The District of Colorado Bankruptcy Court reported 8,512 Chapter 7 and 2,463 Chapter 13 filings in 2022. Bankruptcy can be a blessing when you find yourself in a precarious financial situation.
After the discharge of your case, rebuilding credit is an important step in getting your financial life back on track. One common option that comes up is whether to get a credit card.
Advantages of using credit cards
Responsible use of a credit card, such as making timely payments and maintaining a low balance, demonstrates your financial responsibility to potential lenders. Moreover, using a credit card responsibly can improve your credit utilization ratio, which measures the amount of credit you are using compared to your credit limit. A lower ratio is a positive factor in your credit score.
Credit cards also offer the convenience of making payments, shopping online and building a positive payment history, provided you manage them responsibly.
One significant drawback is the likelihood of high interest rates. Cards marketed to individuals with poor credit often come with higher interest rates, which can be financially burdensome if you do not manage your debt carefully.
Additionally, credit cards for those with less-than-perfect credit often come with various fees, such as annual fees or application fees. These fees can add to your financial burden, especially if you are trying to recover financially after bankruptcy.
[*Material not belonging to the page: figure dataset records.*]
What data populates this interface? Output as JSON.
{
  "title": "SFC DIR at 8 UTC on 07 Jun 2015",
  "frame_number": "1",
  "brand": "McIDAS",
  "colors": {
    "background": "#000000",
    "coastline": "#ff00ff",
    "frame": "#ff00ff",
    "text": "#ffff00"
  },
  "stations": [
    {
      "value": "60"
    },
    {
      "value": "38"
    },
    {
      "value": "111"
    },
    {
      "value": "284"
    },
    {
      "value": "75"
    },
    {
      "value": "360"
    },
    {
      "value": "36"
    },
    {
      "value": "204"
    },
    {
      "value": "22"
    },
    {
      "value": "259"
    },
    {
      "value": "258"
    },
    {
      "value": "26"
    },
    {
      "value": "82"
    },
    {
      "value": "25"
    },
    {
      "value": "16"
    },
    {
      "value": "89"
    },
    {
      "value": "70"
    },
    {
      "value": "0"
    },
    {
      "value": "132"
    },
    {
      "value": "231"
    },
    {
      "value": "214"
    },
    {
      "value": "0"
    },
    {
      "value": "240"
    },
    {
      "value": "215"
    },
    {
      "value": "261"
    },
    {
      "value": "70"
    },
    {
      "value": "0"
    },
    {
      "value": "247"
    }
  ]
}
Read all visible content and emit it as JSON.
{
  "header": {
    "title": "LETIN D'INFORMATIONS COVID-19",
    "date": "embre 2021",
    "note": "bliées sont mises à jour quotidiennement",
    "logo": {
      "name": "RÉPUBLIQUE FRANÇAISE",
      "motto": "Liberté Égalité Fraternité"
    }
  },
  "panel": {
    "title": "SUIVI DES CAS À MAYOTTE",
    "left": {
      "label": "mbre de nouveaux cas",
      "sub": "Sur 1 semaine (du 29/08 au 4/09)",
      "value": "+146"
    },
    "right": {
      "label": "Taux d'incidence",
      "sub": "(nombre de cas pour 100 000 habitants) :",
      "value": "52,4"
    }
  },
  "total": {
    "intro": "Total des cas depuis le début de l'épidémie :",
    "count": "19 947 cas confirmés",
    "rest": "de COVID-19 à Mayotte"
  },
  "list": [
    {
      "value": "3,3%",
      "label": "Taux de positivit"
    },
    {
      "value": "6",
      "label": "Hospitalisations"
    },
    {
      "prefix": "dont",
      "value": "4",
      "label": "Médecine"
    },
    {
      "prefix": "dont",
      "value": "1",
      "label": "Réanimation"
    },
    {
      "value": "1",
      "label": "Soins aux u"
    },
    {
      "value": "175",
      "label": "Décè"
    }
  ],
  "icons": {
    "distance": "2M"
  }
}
There is also the risk of falling into impulsive spending habits. Having a credit card can tempt you into making purchases you cannot afford, which can lead to more financial trouble. To avoid this, you need to exercise discipline and not exceed your budget.
If you are wary of obtaining a credit card post-bankruptcy, there are alternative methods to rebuild your credit. Options include a credit-builder loan or becoming an authorized user on someone else’s credit card account. Regardless of how you go about it, rebuilding credit is a gradual process that requires patience and discipline.